Besonders beliebt bei den Arbeitern waren die Tanzvergnügen in den Gaststätten. Die größte Gaststätte befand sich neben dem Pfarrhaus in Ketzin. Sie gehörte dem Gastwirt Klemm. Da die hart arbeitenden Menschen ebenso bis zum Umfallen feierten, sich schlugen und ihre Notdurft dicht neben dem Tanzsaal und dem Pfarrhaus verrichteten, beschwerte sich der Pfarrer Karl Rüthnik über solchs zügellose Treiben. Er hatte damit keinen Erfolg. Die Gastwirte verdienten gut und die Polizisten nahmen bestimmt gerne einen kleinen Schnaps von ihnen, wenn sie ihren Kontrollgang zur Einhaltung der Gewerbeordnung durchführten.
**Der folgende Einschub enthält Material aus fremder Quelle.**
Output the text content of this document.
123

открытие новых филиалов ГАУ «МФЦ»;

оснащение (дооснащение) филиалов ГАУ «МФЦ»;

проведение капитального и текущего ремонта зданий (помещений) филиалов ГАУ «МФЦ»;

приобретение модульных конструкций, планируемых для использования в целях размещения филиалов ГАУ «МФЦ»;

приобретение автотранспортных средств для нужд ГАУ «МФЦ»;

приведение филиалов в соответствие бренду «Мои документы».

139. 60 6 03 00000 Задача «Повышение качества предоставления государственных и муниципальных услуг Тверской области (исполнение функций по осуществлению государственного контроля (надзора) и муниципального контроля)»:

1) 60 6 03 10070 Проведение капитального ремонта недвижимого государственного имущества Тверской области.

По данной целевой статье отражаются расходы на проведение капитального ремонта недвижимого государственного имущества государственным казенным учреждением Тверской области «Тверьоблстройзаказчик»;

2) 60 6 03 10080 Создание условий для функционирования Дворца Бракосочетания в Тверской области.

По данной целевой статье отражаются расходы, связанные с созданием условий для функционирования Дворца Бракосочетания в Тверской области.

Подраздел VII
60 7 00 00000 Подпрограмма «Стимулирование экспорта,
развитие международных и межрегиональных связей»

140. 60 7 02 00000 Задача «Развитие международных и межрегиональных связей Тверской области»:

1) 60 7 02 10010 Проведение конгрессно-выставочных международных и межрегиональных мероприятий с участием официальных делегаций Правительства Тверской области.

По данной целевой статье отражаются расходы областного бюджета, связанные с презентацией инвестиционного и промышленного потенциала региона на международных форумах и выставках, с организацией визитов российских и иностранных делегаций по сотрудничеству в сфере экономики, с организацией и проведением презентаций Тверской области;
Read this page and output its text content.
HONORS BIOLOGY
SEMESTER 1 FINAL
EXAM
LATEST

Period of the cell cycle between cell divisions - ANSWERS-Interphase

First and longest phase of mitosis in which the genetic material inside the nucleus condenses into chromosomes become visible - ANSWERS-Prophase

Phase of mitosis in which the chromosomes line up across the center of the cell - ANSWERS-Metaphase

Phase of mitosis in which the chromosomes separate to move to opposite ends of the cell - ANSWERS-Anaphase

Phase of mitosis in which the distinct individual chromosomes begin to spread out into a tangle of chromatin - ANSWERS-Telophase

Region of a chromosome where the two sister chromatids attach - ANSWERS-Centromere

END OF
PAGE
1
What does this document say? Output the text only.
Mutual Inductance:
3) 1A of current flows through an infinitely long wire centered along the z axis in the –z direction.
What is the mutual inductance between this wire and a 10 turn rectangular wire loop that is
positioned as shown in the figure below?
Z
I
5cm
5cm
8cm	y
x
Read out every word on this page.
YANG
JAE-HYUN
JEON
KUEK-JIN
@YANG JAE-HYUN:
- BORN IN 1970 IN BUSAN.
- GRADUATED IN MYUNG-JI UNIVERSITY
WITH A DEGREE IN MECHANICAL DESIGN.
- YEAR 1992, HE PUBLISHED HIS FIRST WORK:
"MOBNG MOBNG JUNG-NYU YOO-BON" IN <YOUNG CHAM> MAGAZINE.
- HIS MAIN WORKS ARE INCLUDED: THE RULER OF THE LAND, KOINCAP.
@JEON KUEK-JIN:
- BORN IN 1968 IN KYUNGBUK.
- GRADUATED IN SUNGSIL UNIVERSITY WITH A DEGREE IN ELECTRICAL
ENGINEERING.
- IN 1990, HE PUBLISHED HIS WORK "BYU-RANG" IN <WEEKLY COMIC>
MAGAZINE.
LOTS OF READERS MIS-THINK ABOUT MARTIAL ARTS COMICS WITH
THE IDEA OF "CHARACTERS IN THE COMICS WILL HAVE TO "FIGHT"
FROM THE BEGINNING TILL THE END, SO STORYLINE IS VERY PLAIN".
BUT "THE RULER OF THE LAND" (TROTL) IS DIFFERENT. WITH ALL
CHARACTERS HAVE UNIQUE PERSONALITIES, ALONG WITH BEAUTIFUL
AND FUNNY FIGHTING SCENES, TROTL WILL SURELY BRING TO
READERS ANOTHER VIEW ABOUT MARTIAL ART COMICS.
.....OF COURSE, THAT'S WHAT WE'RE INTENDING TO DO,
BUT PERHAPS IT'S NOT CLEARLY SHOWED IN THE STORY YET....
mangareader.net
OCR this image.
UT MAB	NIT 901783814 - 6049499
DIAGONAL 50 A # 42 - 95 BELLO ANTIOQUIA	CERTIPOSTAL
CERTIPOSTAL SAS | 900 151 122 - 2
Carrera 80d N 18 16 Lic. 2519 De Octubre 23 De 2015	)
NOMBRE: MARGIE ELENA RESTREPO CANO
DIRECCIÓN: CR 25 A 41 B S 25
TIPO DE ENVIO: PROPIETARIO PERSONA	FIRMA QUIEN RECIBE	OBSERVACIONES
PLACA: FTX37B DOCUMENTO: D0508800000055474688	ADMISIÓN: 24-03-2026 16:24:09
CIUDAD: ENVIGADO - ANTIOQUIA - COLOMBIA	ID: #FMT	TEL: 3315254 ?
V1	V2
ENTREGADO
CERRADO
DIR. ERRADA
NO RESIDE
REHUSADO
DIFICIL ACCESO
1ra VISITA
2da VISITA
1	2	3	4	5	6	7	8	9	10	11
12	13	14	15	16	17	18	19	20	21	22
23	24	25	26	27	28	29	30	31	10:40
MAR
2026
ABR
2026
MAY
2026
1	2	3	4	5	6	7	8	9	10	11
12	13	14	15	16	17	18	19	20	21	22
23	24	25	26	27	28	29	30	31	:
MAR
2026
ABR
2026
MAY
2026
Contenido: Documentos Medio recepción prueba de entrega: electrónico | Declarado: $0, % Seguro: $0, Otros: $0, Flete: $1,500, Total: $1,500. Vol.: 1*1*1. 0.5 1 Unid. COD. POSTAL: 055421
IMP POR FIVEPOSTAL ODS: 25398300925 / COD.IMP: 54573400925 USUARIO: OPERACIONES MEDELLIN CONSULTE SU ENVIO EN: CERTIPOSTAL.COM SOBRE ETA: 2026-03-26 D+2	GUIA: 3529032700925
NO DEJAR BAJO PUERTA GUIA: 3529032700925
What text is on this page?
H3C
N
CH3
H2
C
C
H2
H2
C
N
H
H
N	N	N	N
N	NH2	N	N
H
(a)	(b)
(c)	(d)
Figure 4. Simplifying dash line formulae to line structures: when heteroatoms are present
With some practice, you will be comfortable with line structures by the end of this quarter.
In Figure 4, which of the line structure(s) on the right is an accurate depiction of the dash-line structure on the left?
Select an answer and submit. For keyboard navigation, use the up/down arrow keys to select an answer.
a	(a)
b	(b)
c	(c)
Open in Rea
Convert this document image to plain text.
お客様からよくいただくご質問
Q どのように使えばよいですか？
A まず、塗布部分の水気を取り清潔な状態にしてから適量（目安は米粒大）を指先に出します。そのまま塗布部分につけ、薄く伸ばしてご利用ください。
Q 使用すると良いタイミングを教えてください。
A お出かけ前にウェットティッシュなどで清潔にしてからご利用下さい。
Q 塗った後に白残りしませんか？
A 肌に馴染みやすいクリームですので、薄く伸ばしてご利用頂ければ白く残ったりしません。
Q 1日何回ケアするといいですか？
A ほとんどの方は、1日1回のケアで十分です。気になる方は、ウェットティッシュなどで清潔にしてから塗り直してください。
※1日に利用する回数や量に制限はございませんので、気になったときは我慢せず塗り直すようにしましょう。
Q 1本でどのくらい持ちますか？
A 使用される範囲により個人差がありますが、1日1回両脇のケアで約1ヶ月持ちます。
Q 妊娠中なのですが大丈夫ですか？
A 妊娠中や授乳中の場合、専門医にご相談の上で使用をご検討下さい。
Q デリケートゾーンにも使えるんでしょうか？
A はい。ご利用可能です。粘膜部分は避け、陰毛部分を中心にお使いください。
Ebenso erfolglos blieb der Pfarrer mit seinem Hinweis, dass die Menschen aus Polen und den anderen Gebieten zum großen Teil Katholiken waren und die Vorherrschaft der evangelischen Kirche gefährden würden. Auch da war ihm kein Erfolg beschieden. Bald entstand eine katholische Kapelle in der Neuen Straße, heute Breitscheidstrasse, und genau vor hundert Jahren wurde die Ketziner katholische Kirche gebaut. Sie ist heute neben der evangelischen Kirche ein Wahrzeichen von Ketzin.
Belegschaft einer Paretzer Ziegelei
Der von vielen Historikern hoch gelobte industrielle Aufschwung in den Dörfern und Städten um Berlin, brachte für die Arbeiter und ihre Familien keinen Wohlstand. Theodor Fontane beschrieb das in seinen „Wanderungen durch die Mark Brandenburg“, im dritten Teil „Havelland“ so: „Der Fabrikschornstein mag alles sein, nur ein Verschönerungsmittel ist er nicht … und wie er die Landschaft nicht schmückt, so schmückt er auch nicht die Dörfer … um die Veranden der Ziegellords rankt sich der wilde Wein, Laubengänge ziehen sich durch den Parkgarten, aber diese lachenden Bilder lassen die Kehrseite nur um so dunkler erscheinen: die Lehmstube mit den verklebten Fenstern, die abgehärmte Frau mit dem Säugling in Loden, die hageren Kinder, die lässig durch den Ententümpel gehen.
Es scheint, sie spielen; aber sie lachen nicht; ihre Sinne sind trübe wie das Wasser, worin sie waten und plätschern“.